Petition for Dissolution of Marriage
Within the divorce petition, your lawyer will include some specific allegations such as the names and addresses of parties, dates of marriage and separation and children of the marriage. The lawsuit will also include general allegations concering the distribution of assets and debts and the proposed parenting arrangement of the parties minor children. The petition will conclude with the "prayer for relief" which is simply the request by the Petitioner or Respondent as to what they are asking the court to do...Dissolve the marriage, divide the assets and debts, approve a parenting plan, provide child support, maintenance, name change, attorney fees, and court costs.
Upon the filing of the Petition, the parties can either reach an amicable resolution and have a Marital Settlement Agreement entered right away, or the parties can go through a process called Discovery in hopes of eventually reaching a Marital Settlement Agreement, or having a bench tried case and allowing a Judge to decide the fate of the property, debts and custody arrangements. Discovery is typically in the form of Interrogatories, Request for Production of Documents, Request for Admissions and Depositions.
Trial or Marital Settlement Agreement
Most divorce actions are resolved prior to trial. It is generally considered to be a smart family practice to avoid trial if at all possible. Already hurt feelings will become more exposed or rehashed at the divorce trial and the length to actually have a case heard by a Judge could take many more months than people realize due to the backlog of cases and the length of time it takes to prepare for a trial. However, sometimes to get the best results you have to prepare as if you are going to trial. This is an expensive and lengthy process. Consider alternatives to trial at the beginning stages of the divorce process.
One highly recommended approach to resolving differences is the use of a trained mediator. A mediator does not represent either party. Instead, the mediator will attempt to reach compromises amongst the parties. Mediation should be utilitzed to narrow the issues at an early stage of the process, but can be used at any point. Skilled mediators are able to short circuit many months of litigation and avoid potentially thousands of dollars in unnecessary legal fees.

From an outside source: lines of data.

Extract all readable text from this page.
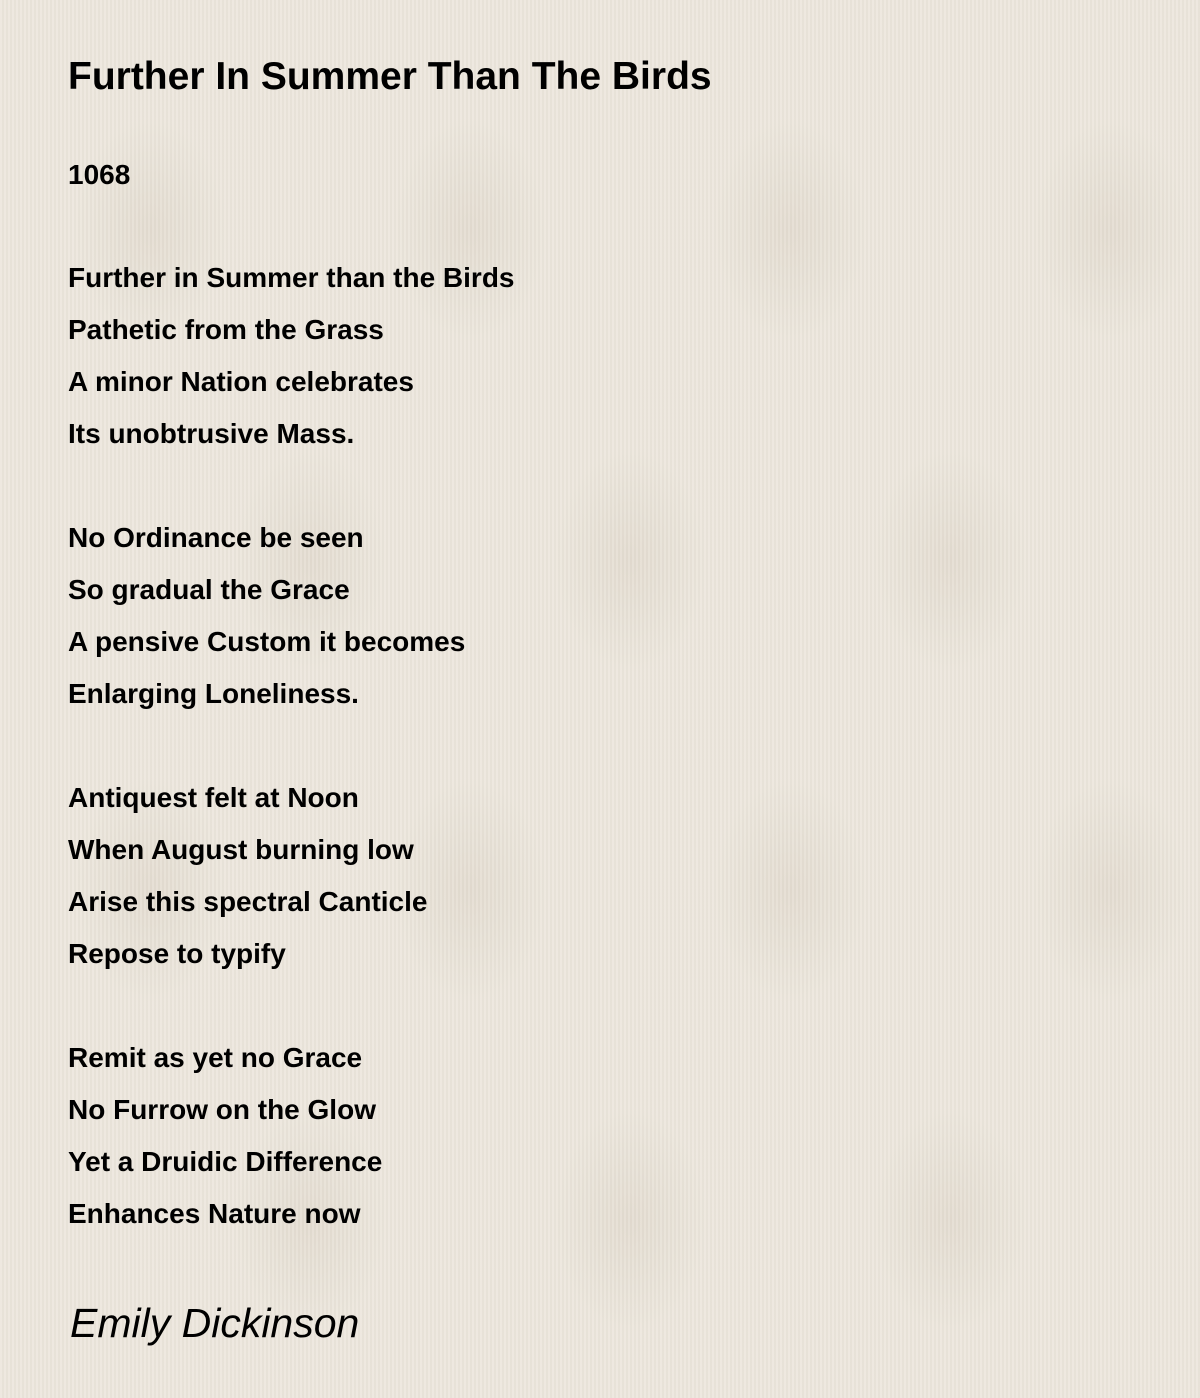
Further In Summer Than The Birds
1068
Further in Summer than the Birds
Pathetic from the Grass
A minor Nation celebrates
Its unobtrusive Mass.
No Ordinance be seen
So gradual the Grace
A pensive Custom it becomes
Enlarging Loneliness.
Antiquest felt at Noon
When August burning low
Arise this spectral Canticle
Repose to typify
Remit as yet no Grace
No Furrow on the Glow
Yet a Druidic Difference
Enhances Nature now
Emily Dickinson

A parenting plan is a document that lays out the general and specific guidelines of how the parenting arrangment will be accomplished by the parties. Joint Physical and Joint Legal Custody is the presumed arrangement by the State of Missouri. In order to overcome this joint arrangement a party must be able to show that the other parent cannot co-parent or does not have the children's best interest in mind. This is a difficult burden to overcome and therefore most parenting arrangments are joint physical and joint legal.
The standard in any parenting plan is the children's best interest. All parents have a duty to their children to keep them safe and provide for their needs.